ジェシカはライアンに誉められて、嬉しさと恥ずかしさが混ざったような顔をしてモジモジしている。


サラサラで銀色の髪。ピンク色を基調にした動きやすそうなワンピース。


重度のシスコンであるライアンにとっては、それらすべてがおよそ天使のように見えていただろう。


「待ってよぉ~じぇしかちゃ~ん…」


息を切らせながら走ってきたのはリュフワ家の娘、リュネットだった。


リュネットは、ジェシカと同い年で仲がよかった。


「お父様…これ…私も作ったの。貰ってくれますか…?」


「おお!リュネット!そこにいたのか!貰ってくれますか?だと?当然だ!さすがは私の娘だ!ありがとう!」


水色のワンピース。少しウェーブのかかった長い髪。それは日の光を浴びて金色に輝いていた。

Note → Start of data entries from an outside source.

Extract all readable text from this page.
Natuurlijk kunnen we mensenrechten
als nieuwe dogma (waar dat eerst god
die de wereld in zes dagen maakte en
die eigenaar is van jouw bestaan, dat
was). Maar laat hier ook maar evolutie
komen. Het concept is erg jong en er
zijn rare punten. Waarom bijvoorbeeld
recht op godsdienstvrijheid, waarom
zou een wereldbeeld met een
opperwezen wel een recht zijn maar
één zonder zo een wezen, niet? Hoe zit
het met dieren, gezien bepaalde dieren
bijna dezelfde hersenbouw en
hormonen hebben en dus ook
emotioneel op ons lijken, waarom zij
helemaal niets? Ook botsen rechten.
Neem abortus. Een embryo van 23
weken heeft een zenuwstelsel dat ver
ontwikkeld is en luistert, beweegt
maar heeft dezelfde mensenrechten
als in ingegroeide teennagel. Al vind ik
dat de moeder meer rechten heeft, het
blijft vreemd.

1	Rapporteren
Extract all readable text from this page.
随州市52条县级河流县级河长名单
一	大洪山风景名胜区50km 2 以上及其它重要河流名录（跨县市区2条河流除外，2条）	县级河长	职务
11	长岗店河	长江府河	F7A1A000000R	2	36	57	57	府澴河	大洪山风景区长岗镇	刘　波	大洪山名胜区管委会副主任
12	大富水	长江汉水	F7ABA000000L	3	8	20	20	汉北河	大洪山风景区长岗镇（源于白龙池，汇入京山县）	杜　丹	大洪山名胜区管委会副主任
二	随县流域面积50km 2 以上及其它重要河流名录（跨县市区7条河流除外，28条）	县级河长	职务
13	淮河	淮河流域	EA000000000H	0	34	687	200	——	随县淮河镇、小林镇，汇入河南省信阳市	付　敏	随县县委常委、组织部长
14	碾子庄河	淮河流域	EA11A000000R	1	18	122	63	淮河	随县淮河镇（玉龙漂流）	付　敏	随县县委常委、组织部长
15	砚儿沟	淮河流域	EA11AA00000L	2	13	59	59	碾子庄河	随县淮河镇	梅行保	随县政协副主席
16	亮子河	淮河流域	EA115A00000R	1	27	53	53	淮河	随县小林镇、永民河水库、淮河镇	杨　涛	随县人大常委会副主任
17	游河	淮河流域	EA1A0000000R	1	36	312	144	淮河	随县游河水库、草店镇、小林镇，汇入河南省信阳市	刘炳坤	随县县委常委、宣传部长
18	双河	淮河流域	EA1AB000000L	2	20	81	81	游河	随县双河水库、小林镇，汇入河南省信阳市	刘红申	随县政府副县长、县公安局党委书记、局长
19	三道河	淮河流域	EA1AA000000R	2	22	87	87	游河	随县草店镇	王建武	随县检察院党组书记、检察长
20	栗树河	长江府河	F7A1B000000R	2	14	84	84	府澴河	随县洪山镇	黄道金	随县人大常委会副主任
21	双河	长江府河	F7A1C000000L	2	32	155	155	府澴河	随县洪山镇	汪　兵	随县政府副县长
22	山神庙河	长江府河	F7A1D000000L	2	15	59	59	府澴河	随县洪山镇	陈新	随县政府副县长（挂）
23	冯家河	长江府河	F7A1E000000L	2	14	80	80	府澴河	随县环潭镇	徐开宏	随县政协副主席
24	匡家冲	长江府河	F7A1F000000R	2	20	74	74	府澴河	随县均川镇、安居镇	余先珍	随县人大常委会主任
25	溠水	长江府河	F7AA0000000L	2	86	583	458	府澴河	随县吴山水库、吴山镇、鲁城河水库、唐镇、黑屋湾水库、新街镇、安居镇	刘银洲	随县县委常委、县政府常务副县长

重度の親バカであるリュフワ家当主にとっては、それらすべてがおよそ天使のように見えていただろう。


リュネットはジェシカとは対照的におとなしい子だった。

ジェシカを太陽とするなら、リュネットには月のような愛らしさがあった。


「パパとママにもあげるの!早く帰ってこないかなー…」


「今日のお昼には帰って来るといっていたからね。もう少しの辛抱だよ」


寂しそうなジェシカを見てリュフワ家当主は声をかけた。


「そうよ。じぇしかちゃん。外国には『果報は寝て待て』という言葉があるのよ。焦らず待てばいいのよ」


「お昼寝には、ちょっと早いよ?りゅねっと」


「えっと、そうじゃなくてね、えーっと…?」


リュネットは何度か説明を試みたがジェシカには伝わらなかったようだ。


辺りは和やかな空気に包まれていた。




それを睨み爪を噛む人影。


この人影の正体をジェシカ達が知るのはもっとずっと後になってからだった。